Within Rugby League the Muslim Athlete Charter has already been signed by London Broncos, Warrington Wolves and Wakefield Trinity. The RFL announcement comes ahead of Trinity’s Inclusion Round fixtures – Sunday’s double-header featuring Salford Red Devils and Oulton Raidettes against Trinity’s men and women respectively. Trinity’s Inclusion Round will also showcase the club’s learning and physical disability teams, who this year will be sponsored by Nujum Sports – the company’s first ever sports sponsorship.
Ben Abberstein, RFL Inclusion Lead, says:
“Muslim athletes contribute a huge amount to various sports globally both on and off the field, including significantly to Rugby League.
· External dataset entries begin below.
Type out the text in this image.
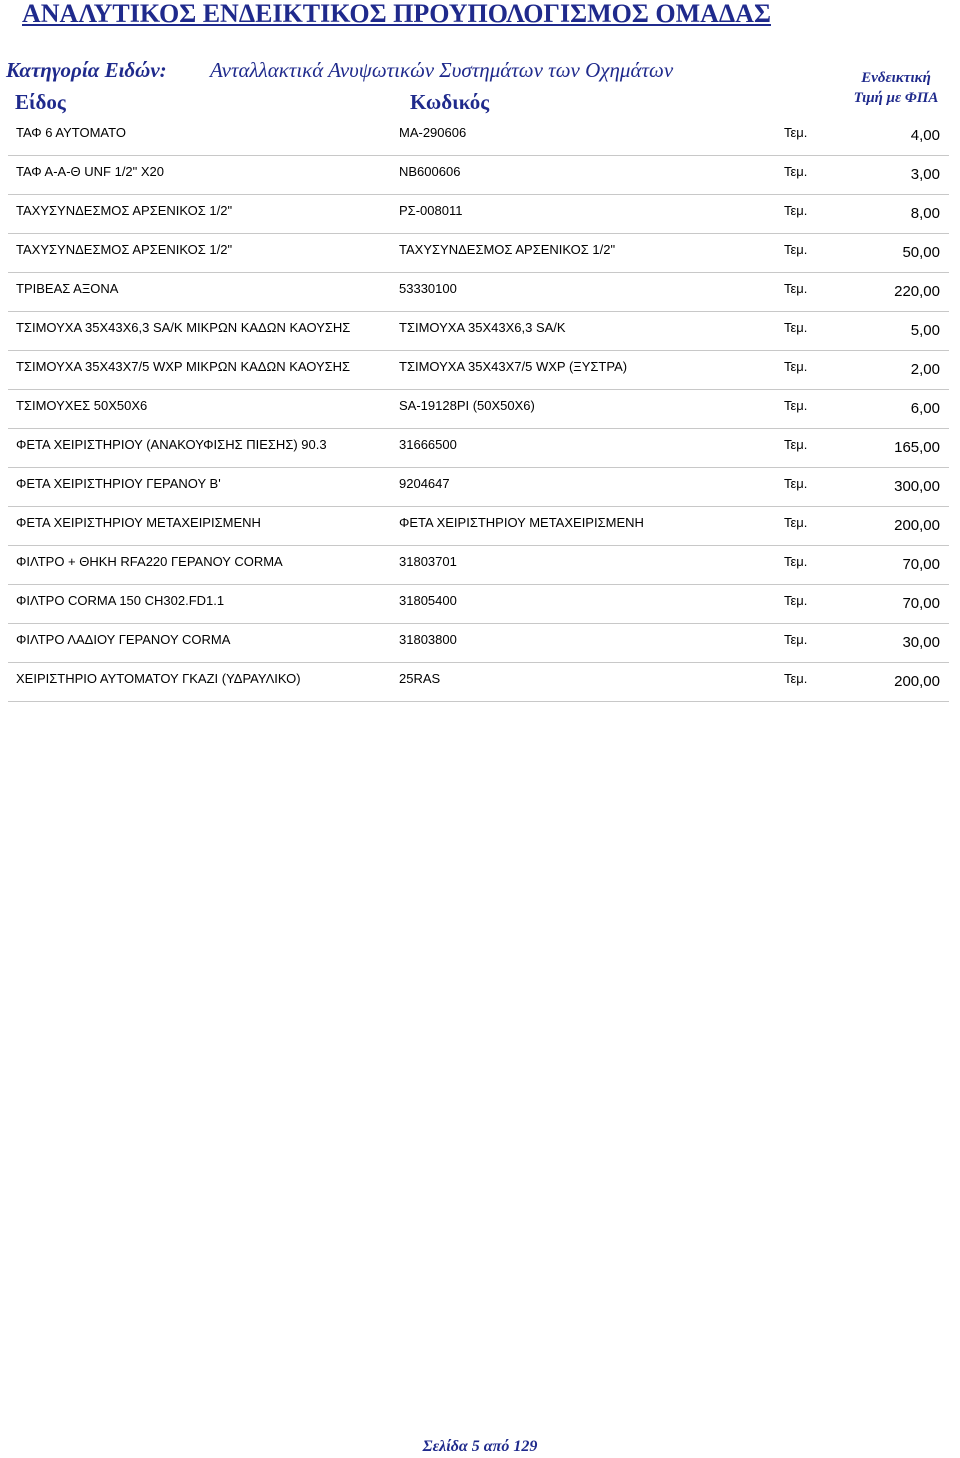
ΑΝΑΛΥΤΙΚΟΣ ΕΝΔΕΙΚΤΙΚΟΣ ΠΡΟΥΠΟΛΟΓΙΣΜΟΣ ΟΜΑΔΑΣ
Κατηγορία Ειδών: Ανταλλακτικά Ανυψωτικών Συστημάτων των Οχημάτων
Είδος	Κωδικός
Ενδεικτική
Τιμή με ΦΠΑ
ΤΑΦ 6 ΑΥΤΟΜΑΤΟ	ΜΑ-290606	Τεμ.	4,00
ΤΑΦ Α-Α-Θ UNF 1/2" X20	ΝΒ600606	Τεμ.	3,00
ΤΑΧΥΣΥΝΔΕΣΜΟΣ ΑΡΣΕΝΙΚΟΣ 1/2"	ΡΣ-008011	Τεμ.	8,00
ΤΑΧΥΣΥΝΔΕΣΜΟΣ ΑΡΣΕΝΙΚΟΣ 1/2"	ΤΑΧΥΣΥΝΔΕΣΜΟΣ ΑΡΣΕΝΙΚΟΣ 1/2"	Τεμ.	50,00
ΤΡΙΒΕΑΣ ΑΞΟΝΑ	53330100	Τεμ.	220,00
ΤΣΙΜΟΥΧΑ 35Χ43Χ6,3 SA/K ΜΙΚΡΩΝ ΚΑΔΩΝ ΚΑΟΥΣΗΣ	ΤΣΙΜΟΥΧΑ 35Χ43Χ6,3 SA/K	Τεμ.	5,00
ΤΣΙΜΟΥΧΑ 35Χ43Χ7/5 WXP ΜΙΚΡΩΝ ΚΑΔΩΝ ΚΑΟΥΣΗΣ	ΤΣΙΜΟΥΧΑ 35Χ43Χ7/5 WXP (ΞΥΣΤΡΑ)	Τεμ.	2,00
ΤΣΙΜΟΥΧΕΣ 50Χ50Χ6	SA-19128PI (50X50X6)	Τεμ.	6,00
ΦΕΤΑ ΧΕΙΡΙΣΤΗΡΙΟΥ (ΑΝΑΚΟΥΦΙΣΗΣ ΠΙΕΣΗΣ) 90.3	31666500	Τεμ.	165,00
ΦΕΤΑ ΧΕΙΡΙΣΤΗΡΙΟΥ ΓΕΡΑΝΟΥ Β'	9204647	Τεμ.	300,00
ΦΕΤΑ ΧΕΙΡΙΣΤΗΡΙΟΥ ΜΕΤΑΧΕΙΡΙΣΜΕΝΗ	ΦΕΤΑ ΧΕΙΡΙΣΤΗΡΙΟΥ ΜΕΤΑΧΕΙΡΙΣΜΕΝΗ	Τεμ.	200,00
ΦΙΛΤΡΟ + ΘΗΚΗ RFA220 ΓΕΡΑΝΟΥ CORMA	31803701	Τεμ.	70,00
ΦΙΛΤΡΟ CORMA 150 CH302.FD1.1	31805400	Τεμ.	70,00
ΦΙΛΤΡΟ ΛΑΔΙΟΥ ΓΕΡΑΝΟΥ CORMA	31803800	Τεμ.	30,00
ΧΕΙΡΙΣΤΗΡΙΟ ΑΥΤΟΜΑΤΟΥ ΓΚΑΖΙ (ΥΔΡΑΥΛΙΚΟ)	25RAS	Τεμ.	200,00
Σελίδα 5 από 129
By being the first National Governing Body in England to sign the Muslim Athlete Charter, the RFL is sending a positive message to the game and to the wider sporting world of the importance of ensuring that we create a truly inclusive environment for all.
“Signing the Muslim Athlete Charter reinforces our TACKLE IT action plan commitment to making Rugby League a more inclusive sport that can be enjoyed by everyone. TACKLE IT is Rugby League’s plan to meet discrimination head on, break down any barriers to involvement and grow the game. We’re making progress in key areas, with more players and more teams in new areas, and greater diversity within the game at all levels, but there’s lots more to do. Today is another step along the way.”
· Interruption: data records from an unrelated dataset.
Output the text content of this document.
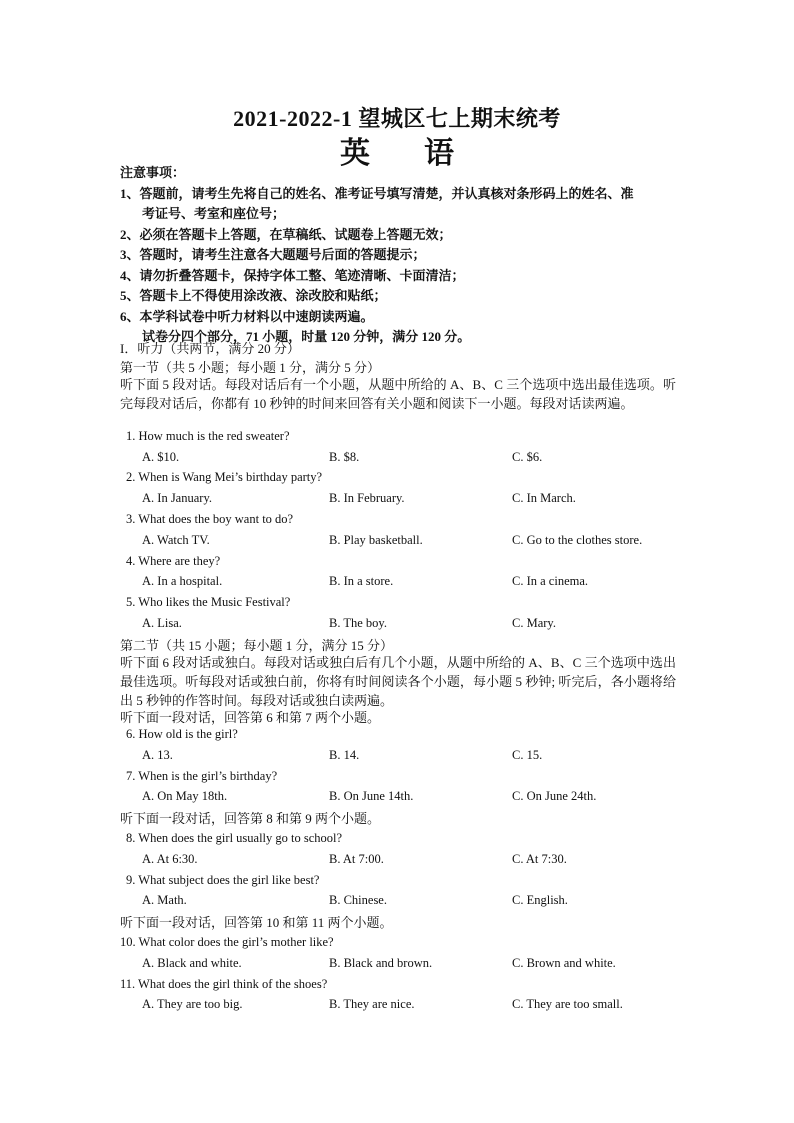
2021-2022-1 望城区七上期末统考
英 语
注意事项：
1、答题前，请考生先将自己的姓名、准考证号填写清楚，并认真核对条形码上的姓名、准
考证号、考室和座位号；
2、必须在答题卡上答题，在草稿纸、试题卷上答题无效；
3、答题时，请考生注意各大题题号后面的答题提示；
4、请勿折叠答题卡，保持字体工整、笔迹清晰、卡面清洁；
5、答题卡上不得使用涂改液、涂改胶和贴纸；
6、本学科试卷中听力材料以中速朗读两遍。
试卷分四个部分，71 小题，时量 120 分钟，满分 120 分。
I．听力（共两节，满分 20 分）
第一节（共 5 小题；每小题 1 分，满分 5 分）
听下面 5 段对话。每段对话后有一个小题，从题中所给的 A、B、C 三个选项中选出最佳选项。听完每段对话后，你都有 10 秒钟的时间来回答有关小题和阅读下一小题。每段对话读两遍。
1. How much is the red sweater?
A. $10.	B. $8.	C. $6.
2. When is Wang Mei’s birthday party?
A. In January.	B. In February.	C. In March.
3. What does the boy want to do?
A. Watch TV.	B. Play basketball.	C. Go to the clothes store.
4. Where are they?
A. In a hospital.	B. In a store.	C. In a cinema.
5. Who likes the Music Festival?
A. Lisa.	B. The boy.	C. Mary.
第二节（共 15 小题；每小题 1 分，满分 15 分）
听下面 6 段对话或独白。每段对话或独白后有几个小题，从题中所给的 A、B、C 三个选项中选出最佳选项。听每段对话或独白前，你将有时间阅读各个小题，每小题 5 秒钟; 听完后，各小题将给出 5 秒钟的作答时间。每段对话或独白读两遍。
听下面一段对话，回答第 6 和第 7 两个小题。
6. How old is the girl?
A. 13.	B. 14.	C. 15.
7. When is the girl’s birthday?
A. On May 18th.	B. On June 14th.	C. On June 24th.
听下面一段对话，回答第 8 和第 9 两个小题。
8. When does the girl usually go to school?
A. At 6:30.	B. At 7:00.	C. At 7:30.
9. What subject does the girl like best?
A. Math.	B. Chinese.	C. English.
听下面一段对话，回答第 10 和第 11 两个小题。
10. What color does the girl’s mother like?
A. Black and white.	B. Black and brown.	C. Brown and white.
11. What does the girl think of the shoes?
A. They are too big.	B. They are nice.	C. They are too small.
Nujum Sports is a London-based not-for-profit organisation, launched in 2020, that aims to support Muslim athletes flourish and fulfil their potential. Wolverhampton Wanderers, Middlesex County Cricket Club and the Football Association of Wales are among an increasing number of organisations from the wider sporting world to have signed the charter.
Ebadur Rahman, Nujum Sports CEO, adds:
“The RFL, like Wakefield Trinity and increasing numbers of clubs across many major sports, is joining a positive movement of solidarity, equality and recognition of the contribution Muslims make in their respective clubs and teams.
“Whilst the Rugby Football League today becomes the first national sporting governing body in England to sign the Muslim Athlete Charter, and I commend them for making this important statement of intent, they will not be the last as we progress to become a more inclusive and understanding society.”
During March the RFL hosted workshops with clubs and staff to learn about Ramadan and to develop understanding of the needs of Muslims in Rugby League. And this week the RFL has been working with Nujum Sports to recognise and celebrate players, coaches and match officials to get the most they can from their sport during Ramadan with the delivery of Ramadan gift boxes, which include expert nutritional advice and key items for Muslim athletes during the month of Ramadan.